This is a question mostly for the sake of trying to learn more about how self-hosting works, and it is not vital that I resolve this. But if anyone wants to help me understand this, I would greatly appreciate it.
I have a media server running at home with certain Docker containers (Jellyfin, Navidrome and Audiobookshelf currently). I have not exposed these services to the internet, so they are currently only accessible on my home network, which is all I need for the time being. The server itself is connected to an external VPN provider as there may or may not be some torrenting involved at some point. Let’s say the name of the server is mediaserver.

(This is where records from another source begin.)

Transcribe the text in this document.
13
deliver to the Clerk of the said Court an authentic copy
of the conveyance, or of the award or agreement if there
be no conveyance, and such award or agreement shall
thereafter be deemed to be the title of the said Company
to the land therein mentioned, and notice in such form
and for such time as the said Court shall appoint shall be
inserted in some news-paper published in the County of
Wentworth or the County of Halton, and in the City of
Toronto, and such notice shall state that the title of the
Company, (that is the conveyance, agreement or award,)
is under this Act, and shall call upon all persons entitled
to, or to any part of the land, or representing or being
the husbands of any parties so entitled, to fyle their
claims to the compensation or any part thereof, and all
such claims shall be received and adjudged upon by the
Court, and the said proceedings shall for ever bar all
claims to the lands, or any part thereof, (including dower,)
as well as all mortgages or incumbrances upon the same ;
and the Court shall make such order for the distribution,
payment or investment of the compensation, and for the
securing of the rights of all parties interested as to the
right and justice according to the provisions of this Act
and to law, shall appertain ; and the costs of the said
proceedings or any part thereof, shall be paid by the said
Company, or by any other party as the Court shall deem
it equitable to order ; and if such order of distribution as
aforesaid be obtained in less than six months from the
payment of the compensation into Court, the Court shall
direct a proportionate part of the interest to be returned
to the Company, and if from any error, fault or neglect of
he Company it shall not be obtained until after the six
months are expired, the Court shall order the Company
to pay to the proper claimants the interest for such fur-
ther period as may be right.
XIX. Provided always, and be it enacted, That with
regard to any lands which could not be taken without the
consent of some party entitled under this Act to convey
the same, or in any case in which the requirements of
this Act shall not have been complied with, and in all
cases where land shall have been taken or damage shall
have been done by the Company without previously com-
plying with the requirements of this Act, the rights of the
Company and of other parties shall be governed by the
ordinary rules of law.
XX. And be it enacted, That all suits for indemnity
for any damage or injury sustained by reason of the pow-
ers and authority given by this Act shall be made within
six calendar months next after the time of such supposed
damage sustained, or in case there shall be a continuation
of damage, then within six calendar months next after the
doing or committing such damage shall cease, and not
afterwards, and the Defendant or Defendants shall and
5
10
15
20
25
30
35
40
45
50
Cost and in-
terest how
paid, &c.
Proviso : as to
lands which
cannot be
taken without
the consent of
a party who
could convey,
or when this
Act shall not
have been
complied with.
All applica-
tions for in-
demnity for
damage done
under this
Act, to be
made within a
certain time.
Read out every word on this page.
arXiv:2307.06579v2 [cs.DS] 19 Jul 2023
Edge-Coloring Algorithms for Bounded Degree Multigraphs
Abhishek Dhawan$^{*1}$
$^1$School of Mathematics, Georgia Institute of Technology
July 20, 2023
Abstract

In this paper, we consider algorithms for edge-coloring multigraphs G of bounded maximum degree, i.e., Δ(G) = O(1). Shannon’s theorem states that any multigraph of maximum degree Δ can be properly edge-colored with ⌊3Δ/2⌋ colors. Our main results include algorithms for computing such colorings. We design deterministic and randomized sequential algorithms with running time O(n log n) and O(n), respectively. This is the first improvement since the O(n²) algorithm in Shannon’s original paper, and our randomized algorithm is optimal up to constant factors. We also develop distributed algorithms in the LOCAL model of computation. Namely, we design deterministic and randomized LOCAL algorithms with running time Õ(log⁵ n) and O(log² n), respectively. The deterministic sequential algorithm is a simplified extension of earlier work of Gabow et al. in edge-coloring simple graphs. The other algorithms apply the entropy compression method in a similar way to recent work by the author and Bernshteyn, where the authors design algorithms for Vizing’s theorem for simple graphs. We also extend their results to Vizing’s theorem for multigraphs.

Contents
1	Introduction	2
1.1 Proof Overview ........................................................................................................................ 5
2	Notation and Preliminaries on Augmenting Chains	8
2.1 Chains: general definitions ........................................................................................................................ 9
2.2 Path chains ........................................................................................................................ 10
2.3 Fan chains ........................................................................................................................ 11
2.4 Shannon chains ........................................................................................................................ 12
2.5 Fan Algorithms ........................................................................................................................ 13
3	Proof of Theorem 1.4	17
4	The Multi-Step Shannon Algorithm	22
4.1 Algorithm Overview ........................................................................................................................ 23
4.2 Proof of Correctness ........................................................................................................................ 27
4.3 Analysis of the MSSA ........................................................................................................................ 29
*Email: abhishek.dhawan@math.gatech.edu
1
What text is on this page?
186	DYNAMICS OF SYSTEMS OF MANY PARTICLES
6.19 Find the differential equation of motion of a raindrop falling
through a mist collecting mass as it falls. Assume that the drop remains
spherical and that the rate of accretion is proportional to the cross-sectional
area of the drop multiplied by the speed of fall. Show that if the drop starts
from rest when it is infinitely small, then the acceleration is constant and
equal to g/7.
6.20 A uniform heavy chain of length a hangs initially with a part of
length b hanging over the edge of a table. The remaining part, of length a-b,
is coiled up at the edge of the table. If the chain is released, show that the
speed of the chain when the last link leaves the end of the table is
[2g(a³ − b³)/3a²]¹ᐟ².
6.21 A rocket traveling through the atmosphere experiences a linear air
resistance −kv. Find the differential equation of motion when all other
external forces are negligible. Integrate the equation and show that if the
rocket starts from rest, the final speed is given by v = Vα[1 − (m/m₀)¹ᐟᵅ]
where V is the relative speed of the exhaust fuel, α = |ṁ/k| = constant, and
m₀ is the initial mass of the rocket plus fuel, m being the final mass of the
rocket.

From my laptop connected to the same network, I can access all these services through http://mediaserver.local:
or http://:
, while connected via the same VPN provider on the laptop also. On my cell phone (running CalyxOS), I am unable to do so. I need to disable VPN in order to access the services.
What is the difference between my laptop connected via VPN and my phone doing the same thing, both connected to my home network. I didn’t actually think the VPN would come in to play before making requests outside my home network, but that’s probably just me being ignorant.
Not an expert but my first thought is check DNS. I would make sure both devices are using the same DNS resolver and are resolving the hostname correctly.
This is probably where my lack of knowledge in networking shines through more than ever, but I kinda thought that local IPs would be handled locally and not depend on which DNS servers I use? But I guess that if VPN is active and has not been explicitly told to allow local connections through split tunneling, then it actually do make that request with whatever DNS server I use, which obviously couldn’t resolve some random local hostname?
You probably need to set up split tunneling in your VPN app on your phone. Either enable split tunneling for the apps on your phone that you use to connect to your home server or enable split tunneling in the VPN app for the local IP address of your home server so that you can use any apps to connect to your home server while still having the VPN enabled for any other websites you visit in those apps. I know ProtonVPN and Mullvad both automatically have split tunneling set up for local IPs on PC but not for Android, this would explain the differences between your laptop and phone
Ah, that would explain it. I could set up split tunneling on a per app basis only in my current VPN, and not IP, but it works. However, I am in the process of migrating to ProtonVPN now. Here the “per app”-permission also works, and it does have the option to allow certain IPs, but I was not able to get it to work.
It depends on the VPN. Sometimes there’s a “block local network access” while connected. It could be a client setting or a server setting. Additionally, VPNs are all about routing. So you could run into a problem if you connect to a VPN where the remote network is the same as the IP address of the server you’re trying to connect to.
So if it is that you’re having a conflict between the remote and local networks overlapping, you could change the IP addresses on your local network. It’s probably a good idea not to use the default subnet that your router gives you (like 10.0.0.0 or 192.168.0.0 or 192.168.1.0).
Just checked this, and “Allows local access” is checked in the VPN application, and “Block all non-VPN traffic” is unchecked in Android settings.
About potentially overlapping IPs: I did check, and they were all different (server, laptop, phone).
Try the VPN IP of your other box instead of the FQDN? I use tailscale+headscale to exit onto my home network from mobile.
I had no idea that two hosts using the same VPN provider would/could be on the same network… I share an account with like 4 other people and we each get one device. Now I have to go look.
Check your wan IP on both your laptop and phone.
I typically use
curl https://checkip.amazonaws.com
Tip: curl ifconfig.me
It’s shorter, gives additional info when accessed with a browser, and I don’t trust Jeff Bezos.
Alternatives:
ipconfig.io
ifconfig.io
ipinfo.io
< this also gives info about the IP and you can use it to do ip lookups withipinfo.io/IP
You can also get your ip through cloudflare dns :
dig ch txt whoami.cloudflare @1.1.1.1 +short
You can also just self host this also by adding a line in your Nginx config to return the client IP var. I have ip.domain.ca and curl that. On mobile now but if anyone is interested I’ll post my config later.
Would definitely be interested
This is all you need. It’ll return your IP in a curl/wget/browser
location / { add_header Content-Type text/html; return 200 '$remote_addr'; }
Nice!
They are different, but share the first three numbers.